Behind closed doors, sources say the White House chapel now smells of desperation and overcompensation. Staff report Vice President Vance pacing in circles, clutching a copy of the Catechism he has never read, mumbling something about “liberation theology being Marxist propaganda.” (It is not. But then again, neither is the Book of Revelation a campaign manual.)
Let us not forget: JD Vance was the Trump White House’s token Catholic ornament—a walking relic of faux intellectualism, holy swagger, and evangelical cosplay. He took selfies in cathedrals, talked about the Rosary like it was a fidget spinner, and got misty-eyed about the sanctity of family while pushing policies that would make Mary and Joseph fail a border checkpoint.
Pope Leo XIV is not playing that game. He comes from Peru by way of Chicago and Villanova University, which means he knows both basketball and bullsh*t when he sees it. If there is one thing Villanova instills, it is an aversion to weak defense—and Leo XIV is not letting JD Vance walk the moral lane unchallenged.
And while the American press clutches its pearls over the Pope’s “politicization of religion,” they conveniently forget that JD Vance has been treating the altar like a press conference podium for years. When Vance preaches, the Sermon on the Mount sounds like a border security briefing. His version of Jesus wears a red hat, carries a Glock, and yells at fishermen for not pulling themselves up by their sandal straps.
Leo XIV’s election sends a not-so-subtle smoke signal—white, of course—that the Vatican is no longer here for that. His first address as pope focused on unity, mercy, and the radical concept that refugees are not political pawns but actual human beings. Gasp.
He even cited Saint Oscar Romero, the Salvadoran archbishop assassinated for defending the poor, as a personal inspiration. Meanwhile, JD Vance once confused Romero with a Netflix series and offered thoughts and prayers to the cast.
As America teeters on the edge of authoritarian cosplay, Pope Leo XIV appears to be that rare thing: a global religious figure willing to call BS on theocrats in suits. And not just generically, but personally. It is almost as if he walked out onto the Vatican balcony, looked east toward Washington, D.C., and said, “JD, this is why we cannot have nice things.”
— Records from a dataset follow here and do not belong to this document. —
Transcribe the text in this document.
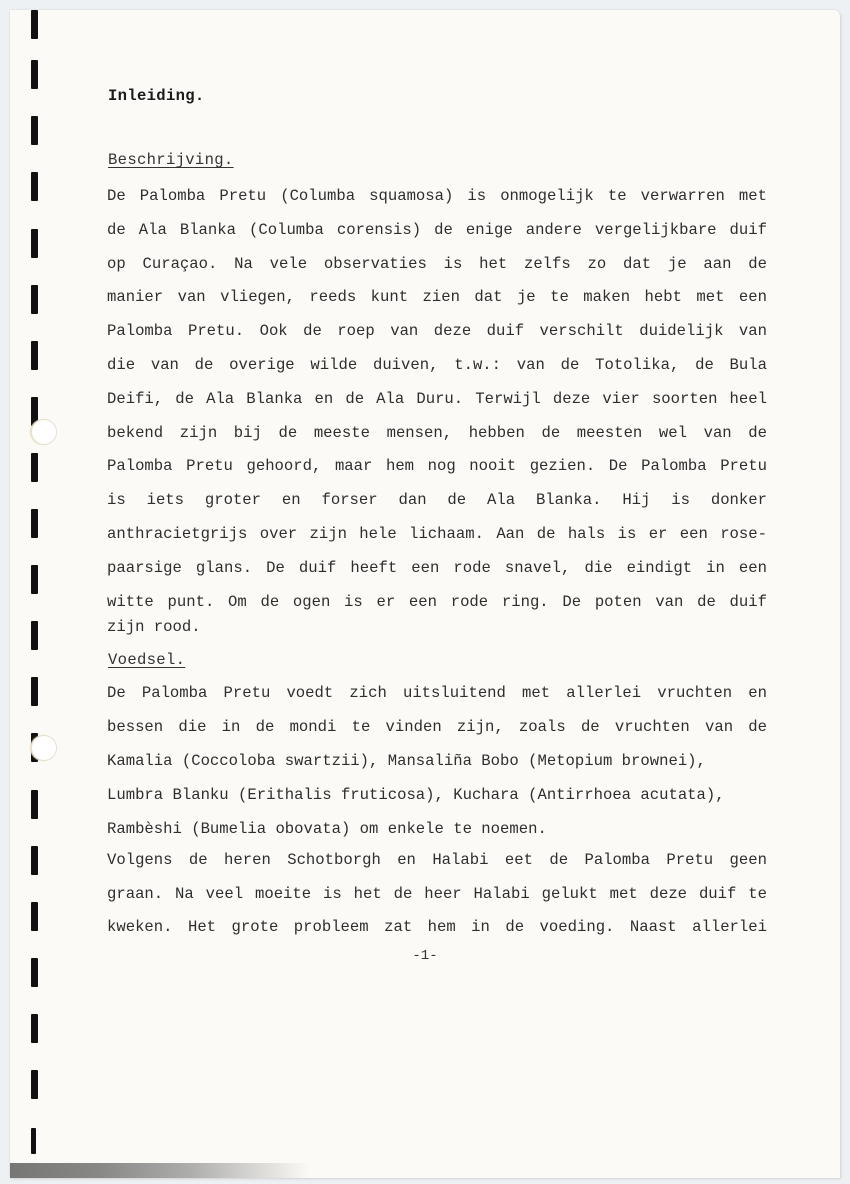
Inleiding.
Beschrijving.
De Palomba Pretu (Columba squamosa) is onmogelijk te verwarren met
de Ala Blanka (Columba corensis) de enige andere vergelijkbare duif
op Curaçao. Na vele observaties is het zelfs zo dat je aan de
manier van vliegen, reeds kunt zien dat je te maken hebt met een
Palomba Pretu. Ook de roep van deze duif verschilt duidelijk van
die van de overige wilde duiven, t.w.: van de Totolika, de Bula
Deifi, de Ala Blanka en de Ala Duru. Terwijl deze vier soorten heel
bekend zijn bij de meeste mensen, hebben de meesten wel van de
Palomba Pretu gehoord, maar hem nog nooit gezien. De Palomba Pretu
is iets groter en forser dan de Ala Blanka. Hij is donker
anthracietgrijs over zijn hele lichaam. Aan de hals is er een rose-
paarsige glans. De duif heeft een rode snavel, die eindigt in een
witte punt. Om de ogen is er een rode ring. De poten van de duif
zijn rood.
Voedsel.
De Palomba Pretu voedt zich uitsluitend met allerlei vruchten en
bessen die in de mondi te vinden zijn, zoals de vruchten van de
Kamalia (Coccoloba swartzii), Mansaliña Bobo (Metopium brownei),
Lumbra Blanku (Erithalis fruticosa), Kuchara (Antirrhoea acutata),
Rambèshi (Bumelia obovata) om enkele te noemen.
Volgens de heren Schotborgh en Halabi eet de Palomba Pretu geen
graan. Na veel moeite is het de heer Halabi gelukt met deze duif te
kweken. Het grote probleem zat hem in de voeding. Naast allerlei
-1-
And so here we are: The Vice President of the United States is trapped in a surreal fever dream where his greatest spiritual nemesis just became the earthly Vicar of Christ. One can only imagine the confusion on the MAGA prayer call this week.
“Father, bless our leaders—except the Pope now, apparently?”
To be fair, Vance still has time to pivot. He could release a statement congratulating Leo XIV through gritted teeth. He could hold a press conference in front of a giant crucifix and deliver a sermon on unity while sweating like a televangelist during an IRS audit. Or he could double down and declare the Vatican an enemy combatant.
Do not tempt him. The man once said America’s greatest spiritual threat was drag queens in libraries, so logic is not exactly his strong suit.
Meanwhile, Leo XIV will continue trying to shepherd the world’s largest flock with actual compassion, scripture, and brain cells. The contrast is not just theological—it is cartoonishly cosmic. On one side: a Pope reminding us that faith without love is noise. On the other: a Vice President treating the Gospel like a campaign slogan written in Sharpie.
It is going to be a very long four years for JD Vance.